More worrying is Labour’s almost totally unconditional support for the Transatlantic Trade and Investment Partnership (TTIP). The secretive trade deal between the EU and USA would give corporations the power to sue democratic governments for billions of dollars for ‘threatening future profits’ in unaccountable offshore courts, and which would drive down wages and destroy hundreds of thousands of small businesses.
Labour’s position on the TTIP, which appears to already be bending the knee to Wall Street, is simply to bargain for an exemption of privatisation of the NHS. All other related abuses – the privatisation of any other services, the disastrous environmental impact, the overruling of democracy, the removal of worker protections and the destruction of food safety, are, in Labour’s book, perfectly acceptable.
On the note of their NHS exception, it is worth highlighting the mismanagement of healthcare in the name of corporate and private interests that has already been carried out by Labour. Tony Blair’s government did plenty of work handing the NHS over to private interests, with their disastrous PFI investments that cost the taxpayer billions in unmoveable and overpriced debt obligations to the financial sector.

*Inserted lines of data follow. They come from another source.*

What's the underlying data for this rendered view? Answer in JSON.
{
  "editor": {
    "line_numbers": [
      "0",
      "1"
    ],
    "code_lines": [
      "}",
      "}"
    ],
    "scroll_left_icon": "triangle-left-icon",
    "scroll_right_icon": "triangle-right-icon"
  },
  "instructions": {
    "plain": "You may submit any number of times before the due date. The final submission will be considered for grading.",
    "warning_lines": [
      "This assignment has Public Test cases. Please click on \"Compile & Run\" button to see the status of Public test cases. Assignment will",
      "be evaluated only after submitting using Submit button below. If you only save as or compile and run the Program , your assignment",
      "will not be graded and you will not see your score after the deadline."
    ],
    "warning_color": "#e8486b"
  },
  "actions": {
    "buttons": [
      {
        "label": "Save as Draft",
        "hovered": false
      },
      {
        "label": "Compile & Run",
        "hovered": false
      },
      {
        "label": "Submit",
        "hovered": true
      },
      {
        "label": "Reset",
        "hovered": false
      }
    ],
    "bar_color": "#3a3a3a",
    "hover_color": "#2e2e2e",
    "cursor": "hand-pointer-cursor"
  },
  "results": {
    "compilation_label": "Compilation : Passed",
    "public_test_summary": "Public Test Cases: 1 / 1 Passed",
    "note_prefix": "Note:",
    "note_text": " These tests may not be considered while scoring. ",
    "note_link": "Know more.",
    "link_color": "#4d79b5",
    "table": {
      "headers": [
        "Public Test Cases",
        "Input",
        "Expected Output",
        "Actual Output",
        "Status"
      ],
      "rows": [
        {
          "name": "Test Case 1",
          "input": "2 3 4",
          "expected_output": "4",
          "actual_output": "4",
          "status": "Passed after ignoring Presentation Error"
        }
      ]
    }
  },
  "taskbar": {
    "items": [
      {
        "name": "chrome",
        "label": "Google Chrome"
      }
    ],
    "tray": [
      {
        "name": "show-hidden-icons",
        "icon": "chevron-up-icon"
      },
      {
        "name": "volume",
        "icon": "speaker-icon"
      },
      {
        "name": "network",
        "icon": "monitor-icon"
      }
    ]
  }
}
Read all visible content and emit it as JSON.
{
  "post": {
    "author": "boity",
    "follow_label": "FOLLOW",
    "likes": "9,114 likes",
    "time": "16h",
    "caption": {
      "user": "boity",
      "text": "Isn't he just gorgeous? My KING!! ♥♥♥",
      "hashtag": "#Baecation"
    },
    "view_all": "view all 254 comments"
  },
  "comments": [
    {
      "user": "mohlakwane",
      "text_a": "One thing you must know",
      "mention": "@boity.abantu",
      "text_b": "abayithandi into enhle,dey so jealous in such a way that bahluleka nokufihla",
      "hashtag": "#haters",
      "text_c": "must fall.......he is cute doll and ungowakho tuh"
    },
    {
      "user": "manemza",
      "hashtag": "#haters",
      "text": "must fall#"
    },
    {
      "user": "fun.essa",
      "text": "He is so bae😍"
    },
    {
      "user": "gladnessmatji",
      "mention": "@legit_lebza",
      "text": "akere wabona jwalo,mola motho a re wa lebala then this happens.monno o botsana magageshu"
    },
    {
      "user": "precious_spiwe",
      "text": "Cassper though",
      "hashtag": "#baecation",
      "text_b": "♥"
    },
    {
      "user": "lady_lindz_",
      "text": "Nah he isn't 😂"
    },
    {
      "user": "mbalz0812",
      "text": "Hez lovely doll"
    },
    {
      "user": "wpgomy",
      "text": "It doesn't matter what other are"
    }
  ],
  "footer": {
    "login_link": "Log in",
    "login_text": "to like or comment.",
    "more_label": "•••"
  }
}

Meanwhile Labour’s electioneering ‘save the NHS’ posture masks the fact that their current shadow Health Secretary, Andy Burnham, personally profits as a consultant to private healthcare interests, for instance PriceWaterhouseCooper to whom he promised “strong opportunities for growth”. Burnham also sits on the strategic advisory board for WellDoc and has over a decade-long relationship with the USA’s less than exemplary healthcare sector.
Both Labour and the Conservatives benefit from the ‘anti-business’ argument. The Tories get to set the agenda so that Labour has to respond rather than lead the conversation; and Labour gets to pretend it still has a megaphone and a barricade to shout from, without all the effort of challenging the Establishment in a meaningful way.
Labour’s historical roots as the political wing of a mass movement of workers, representing millions of union members, has slipped to the point where the institutions on which the party was founded are deserting it en masse. The modern Labour party now owes not just its campaign cash but its intellectual core to the class of people responsible for the financial crisis – we now know that Tony Blair ended up donating £106,000 to support candidates in the most important swing seats, and we already knew both what he thinks and where his money comes from. When the party leadership tells you that a vote for them is a vote against big business, they’re hoping you won’t ask too much about just how interested the party’s vested interests are.